Löhne Erster Abijahrgang der Gesamtschule stiftete das Mammut

Das Styropor-Tier vorm Museum ist ein beliebtes Fotomotiv auf dem Bischofshagen

Susanne Barth

Löhne. 2,65 Meter hoch mit riesigen Stoßzähnen und einem braunen Fell: Das Mammut ist vor dem Heimatmuseum nicht mehr wegzudenken. Es ist das Wahrzeichen. Und das kommt nicht von ungefähr: In der Eiszeit war Löhne nämlich Mammutgebiet. „Von den Tieren haben wir hier die meisten Funde", sagt Museumsleiter Joachim Kuschke. Knochen, Stoßzähne, Rippen: Im Museum gibt es nicht nur die Skulptur zu sehen.

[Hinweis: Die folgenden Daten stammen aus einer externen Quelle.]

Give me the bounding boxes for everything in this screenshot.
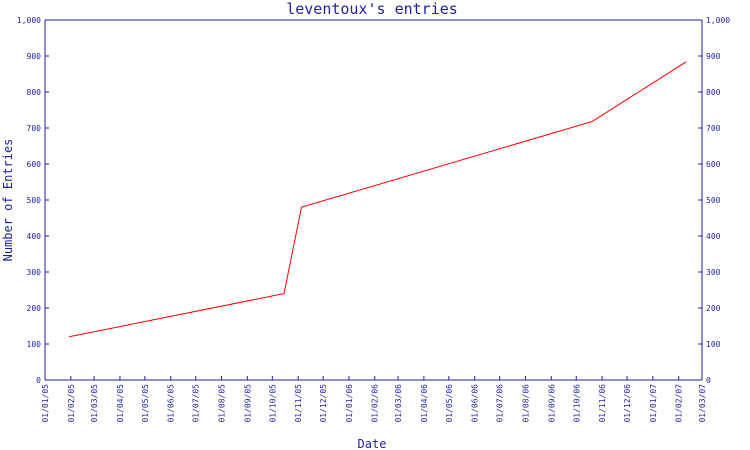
y-axis-label: Number of Entries	[1, 139, 15, 262]
x-tick-label: 01/02/05	[67, 384, 76, 423]
y-tick-label: 200	[27, 304, 42, 313]
y-tick-label: 1,000	[17, 16, 41, 25]
x-tick-label: 01/12/05	[319, 384, 328, 423]
x-tick-label: 01/12/06	[623, 384, 632, 423]
x-tick-label: 01/10/06	[572, 384, 581, 423]
plot-frame	[44, 19, 703, 381]
x-tick-label: 01/03/07	[698, 384, 707, 423]
x-tick-label: 01/01/06	[345, 384, 354, 423]
x-tick-label: 01/06/05	[167, 384, 176, 423]
x-tick-label: 01/06/06	[471, 384, 480, 423]
y-right-tick-label: 0	[706, 376, 711, 385]
x-tick-label: 01/10/05	[268, 384, 277, 423]
y-tick-label: 400	[27, 232, 42, 241]
x-tick-label: 01/03/05	[90, 384, 99, 423]
x-tick-label: 01/03/06	[394, 384, 403, 423]
x-axis-label: Date	[358, 437, 387, 450]
y-tick-label: 0	[36, 376, 41, 385]
x-tick-label: 01/08/05	[218, 384, 227, 423]
x-tick-label: 01/01/07	[649, 384, 658, 423]
x-tick-label: 01/05/05	[141, 384, 150, 423]
entries-line	[69, 61, 687, 338]
x-tick-label: 01/05/06	[445, 384, 454, 423]
x-tick-label: 01/04/05	[116, 384, 125, 423]
x-tick-label: 01/09/05	[243, 384, 252, 423]
x-axis-ticks: 01/01/05 01/02/05 01/03/05 01/04/05 01/05/05…	[41, 376, 707, 423]
x-tick-label: 01/11/06	[598, 384, 607, 423]
x-tick-label: 01/02/06	[371, 384, 380, 423]
series-layer	[69, 61, 687, 338]
x-tick-label: 01/11/05	[294, 384, 303, 423]
y-right-tick-label: 800	[706, 88, 721, 97]
y-right-tick-label: 1,000	[706, 16, 730, 25]
y-tick-label: 300	[27, 268, 42, 277]
x-tick-label: 01/04/06	[420, 384, 429, 423]
chart-title: leventoux's entries	[286, 0, 458, 18]
y-tick-label: 800	[27, 88, 42, 97]
x-tick-label: 01/08/06	[521, 384, 530, 423]
y-tick-label: 900	[27, 52, 42, 61]
x-tick-label: 01/07/05	[192, 384, 201, 423]
y-right-tick-label: 700	[706, 124, 721, 133]
y-right-tick-label: 600	[706, 160, 721, 169]
y-tick-label: 700	[27, 124, 42, 133]
left-axis-ticks: 0 100 200 300 400 500 600 700 800 900 1,000	[17, 16, 49, 385]
y-right-tick-label: 400	[706, 232, 721, 241]
y-right-tick-label: 900	[706, 52, 721, 61]
y-right-tick-label: 200	[706, 304, 721, 313]
y-tick-label: 500	[27, 196, 42, 205]
y-right-tick-label: 300	[706, 268, 721, 277]
x-tick-label: 01/07/06	[496, 384, 505, 423]
y-tick-label: 100	[27, 340, 42, 349]
y-right-tick-label: 500	[706, 196, 721, 205]
right-axis-ticks: 0 100 200 300 400 500 600 700 800 900 1,000	[698, 16, 730, 385]
y-right-tick-label: 100	[706, 340, 721, 349]
x-tick-label: 01/02/07	[675, 384, 684, 423]
x-tick-label: 01/09/06	[547, 384, 556, 423]
y-tick-label: 600	[27, 160, 42, 169]
x-tick-label: 01/01/05	[41, 384, 50, 423]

Auch in den Räumen lagern Fundstücke. Die Exponate sind zwischen 30.000 und 40.000 Jahre alt, weiß Waltraud Troche vom Museum. „Gefunden wurden sie meist in der Gohfelder Kiesgrube Petring. In der Nähe der Brückenstraße." Die Kulturstätte besteht seit 1984, erst 1998 gesellte sich das Mammut dazu. „Es war ein Geschenk des ersten Abiturjahrgangs der Gesamtschule." Nach vier Jahren Bauzeit hatten die Schüler die Skulptur aus Styropor und Glasfiebermatten aufgestellt und ihm in Erinnerung an Lehrerin Marita Gesenhoff einen Namen gegeben: Mammuthus primigenius comprehendeus gesenhoff kurz: Manni. 2008 hatte Manni dann Zahnprobleme, erinnert sich Kuschke. In der Feuerwache Löhne bekam der Eiszeit-Elefant neue Stoßzähne modelliert. Das Mammut wurde schnell vermisst. Viele fragten, ob es wieder kommt und waren dankbar als Manni als Museumswächter wieder seine Stelle einnahm.